The scope of details based in Oxford and the people who dwelled there in Dodgson's two "Alice" books is far beyond the scope of a small article...for the definitive word on the subject I would turn an interested reader to the annotated version of Alice, where individual characters, episodes and sometimes isolated words are examined in rich detail and rooted out for their meaning and "logic" (the book even answers the question posed--but not answered--by The Mad Hatter, "Why is a raven like a writing desk...?"--one belated answer from a scholar amounts to "Poe wrote on both" but that's beside the point!)
What can be safely said is that most of the characters, and ALL of the illustrations, are rooted in people, places and things that were commonplace to kids of the Victorian era, specifically the kids the book was written for.
"Humpy Dumpty" is depicted as an "egghead," i.e., stuffy college Don dispensing unwanted advice while sitting atop an Oxford wall in one of Tenniel's illustrations. So too the Caterpillar is likely a depiction of a stuffy, philosophizing Don.
A Professor Bartholomew Price, known as the "Bat," was always talking above everyone's heads and had a distinct interest in astronomy and so was gently made the subject of mirth in Dodgson/Carroll's parody poem, "Twinkle twinkle little bat/ How I wonder what you're at/ Up above the world you fly/ Like a tea-tray in the sky!"
A depiction of a holy healing well in a stained glass window in a church in Binsley was the inspiration for a story in the "Mad Tea Party" sequence where Alice is told the tale of girls living at the bottom of a treacle well; the "secret" is that "treacle" in a medieval sense meant holy healing water rather than a sugary concoction as it is suggested in the silly story told by the Dormouse. The actual well had been cleared around the time of Dodgson's writing and so he has Alice admit that while she finds the story ridiculous it MIGHT be possible...
In "Through The Looking Glass" a prickly governess named Miss Prickett (the Liddell girls nicknamed her Pricks) became the Red Queen (and was labeled "one of the 'thorny' kind").
Alice observed, during a walk up Leckhampton Hill above Gloucestershire that the land below appeared to be laid out "like a large chessboard."
Dodgson admitted that he put himself in "Looking Glass" as the kindly, befuddled White Knight who helps Alice along to her Queenship before giving the knight gives her a sentimental good-bye. Dodgson was becoming aware of the passing of time and the fact that the girls he adored were growing up and moving on; the moment in the book is a love letter to the children he loved so much: "...wave your handkerchief when you get to that turn in the road!

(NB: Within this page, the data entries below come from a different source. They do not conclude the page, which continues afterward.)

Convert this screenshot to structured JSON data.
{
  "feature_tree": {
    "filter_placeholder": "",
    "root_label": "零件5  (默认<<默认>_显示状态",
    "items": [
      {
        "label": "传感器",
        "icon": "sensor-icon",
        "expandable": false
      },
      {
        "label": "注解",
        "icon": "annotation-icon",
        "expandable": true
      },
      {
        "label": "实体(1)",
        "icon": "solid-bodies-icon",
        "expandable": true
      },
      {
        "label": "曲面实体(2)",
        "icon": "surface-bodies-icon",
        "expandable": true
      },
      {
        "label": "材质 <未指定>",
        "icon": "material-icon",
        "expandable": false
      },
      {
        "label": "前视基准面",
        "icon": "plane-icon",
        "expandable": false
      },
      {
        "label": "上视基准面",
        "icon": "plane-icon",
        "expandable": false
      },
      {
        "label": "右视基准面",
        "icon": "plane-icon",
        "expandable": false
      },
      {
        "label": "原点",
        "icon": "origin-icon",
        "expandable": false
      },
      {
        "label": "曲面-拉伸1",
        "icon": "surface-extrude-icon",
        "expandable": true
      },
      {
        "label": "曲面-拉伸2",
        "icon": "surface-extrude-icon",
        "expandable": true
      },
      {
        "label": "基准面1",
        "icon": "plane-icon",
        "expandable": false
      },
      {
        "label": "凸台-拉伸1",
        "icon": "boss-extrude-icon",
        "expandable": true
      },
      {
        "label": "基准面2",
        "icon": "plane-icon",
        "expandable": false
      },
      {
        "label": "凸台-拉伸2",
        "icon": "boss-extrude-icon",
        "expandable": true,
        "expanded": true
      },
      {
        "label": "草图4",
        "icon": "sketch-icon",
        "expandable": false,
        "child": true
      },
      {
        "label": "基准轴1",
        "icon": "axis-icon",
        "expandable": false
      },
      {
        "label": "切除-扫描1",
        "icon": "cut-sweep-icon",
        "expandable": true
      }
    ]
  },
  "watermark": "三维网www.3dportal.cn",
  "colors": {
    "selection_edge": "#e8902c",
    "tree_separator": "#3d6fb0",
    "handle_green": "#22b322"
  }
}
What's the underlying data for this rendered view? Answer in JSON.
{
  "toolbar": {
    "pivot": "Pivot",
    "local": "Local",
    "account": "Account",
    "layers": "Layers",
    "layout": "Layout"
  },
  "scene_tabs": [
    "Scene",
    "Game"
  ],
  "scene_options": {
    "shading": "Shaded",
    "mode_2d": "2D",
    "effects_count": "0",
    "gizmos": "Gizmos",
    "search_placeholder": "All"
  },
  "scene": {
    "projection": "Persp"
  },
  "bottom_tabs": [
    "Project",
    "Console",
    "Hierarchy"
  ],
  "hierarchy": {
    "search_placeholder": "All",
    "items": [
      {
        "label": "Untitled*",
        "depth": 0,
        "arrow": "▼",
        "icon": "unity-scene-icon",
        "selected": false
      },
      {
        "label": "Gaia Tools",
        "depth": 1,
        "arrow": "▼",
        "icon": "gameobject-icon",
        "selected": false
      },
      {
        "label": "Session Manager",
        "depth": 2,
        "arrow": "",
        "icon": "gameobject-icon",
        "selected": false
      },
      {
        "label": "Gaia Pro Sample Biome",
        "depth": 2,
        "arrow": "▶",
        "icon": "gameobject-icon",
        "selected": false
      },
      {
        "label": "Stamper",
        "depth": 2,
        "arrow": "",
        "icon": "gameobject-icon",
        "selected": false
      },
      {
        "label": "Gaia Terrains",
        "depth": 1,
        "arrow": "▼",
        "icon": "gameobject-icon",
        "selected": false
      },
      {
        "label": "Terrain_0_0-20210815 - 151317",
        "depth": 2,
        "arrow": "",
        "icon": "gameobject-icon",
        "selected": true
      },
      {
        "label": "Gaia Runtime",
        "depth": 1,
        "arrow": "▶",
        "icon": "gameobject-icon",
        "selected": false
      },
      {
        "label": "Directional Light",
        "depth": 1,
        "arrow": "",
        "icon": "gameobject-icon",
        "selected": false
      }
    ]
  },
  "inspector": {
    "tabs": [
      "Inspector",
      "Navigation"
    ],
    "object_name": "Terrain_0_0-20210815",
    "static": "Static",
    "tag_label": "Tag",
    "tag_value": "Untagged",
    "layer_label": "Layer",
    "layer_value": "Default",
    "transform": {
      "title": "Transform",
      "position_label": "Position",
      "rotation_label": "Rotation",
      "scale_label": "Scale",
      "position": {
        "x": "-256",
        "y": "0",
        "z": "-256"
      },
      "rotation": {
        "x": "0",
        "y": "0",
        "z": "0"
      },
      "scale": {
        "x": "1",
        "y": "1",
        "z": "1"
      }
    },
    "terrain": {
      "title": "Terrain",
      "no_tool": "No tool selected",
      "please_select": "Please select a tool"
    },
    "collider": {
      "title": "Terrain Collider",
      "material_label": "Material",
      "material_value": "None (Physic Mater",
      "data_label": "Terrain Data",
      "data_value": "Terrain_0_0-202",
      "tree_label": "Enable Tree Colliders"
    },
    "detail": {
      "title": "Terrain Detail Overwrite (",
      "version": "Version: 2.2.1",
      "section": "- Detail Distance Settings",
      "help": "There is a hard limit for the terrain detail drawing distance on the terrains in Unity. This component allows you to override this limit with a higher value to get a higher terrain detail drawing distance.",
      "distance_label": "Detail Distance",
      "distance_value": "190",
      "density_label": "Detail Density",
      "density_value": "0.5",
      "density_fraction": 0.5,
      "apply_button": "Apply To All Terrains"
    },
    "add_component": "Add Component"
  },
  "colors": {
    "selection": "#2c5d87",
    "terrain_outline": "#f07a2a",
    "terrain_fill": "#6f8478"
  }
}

I think it'll encourage me, you see," the Knight says.
Comments
Ha ha, sigh indeed.
We "studied" Alice in High School... nothing puts a person off a book quicker than studying it.
What I remember most is the teacher adding questions to the exam that were taken from the lyrics of the Jefferson Airplane song to try to help along those who didn't want to read. Sigh
Thanks for the comment...yeah, sometimes finding the "meaning" of something helps understand it, sometimes it ruins the enjoyment of it, doesn't it?
Thank you!
Yikes! That sounds really unpleasant, sorry to hear it! I actually have a problem recognizing faces that's somewhat similar...but NOT accompanied by migraines...fascinating...
Very interesting. I didn't know about all the suspicions of Lewis Carroll or Charles Dodgson. Not too surprising. People look for hidden meanings everywhere. I always just enjoyed the books as a fantasy.
Interesting and well written article! Many thanks.
I've also heard it suggested that Lewis Carroll suffered from classic migraines. I have these too and the Cheshire Cat grin certainly fits perfectly into what you see. I can look at a person and everything but their eyes has disappeared, or their nose, or... well, their smile.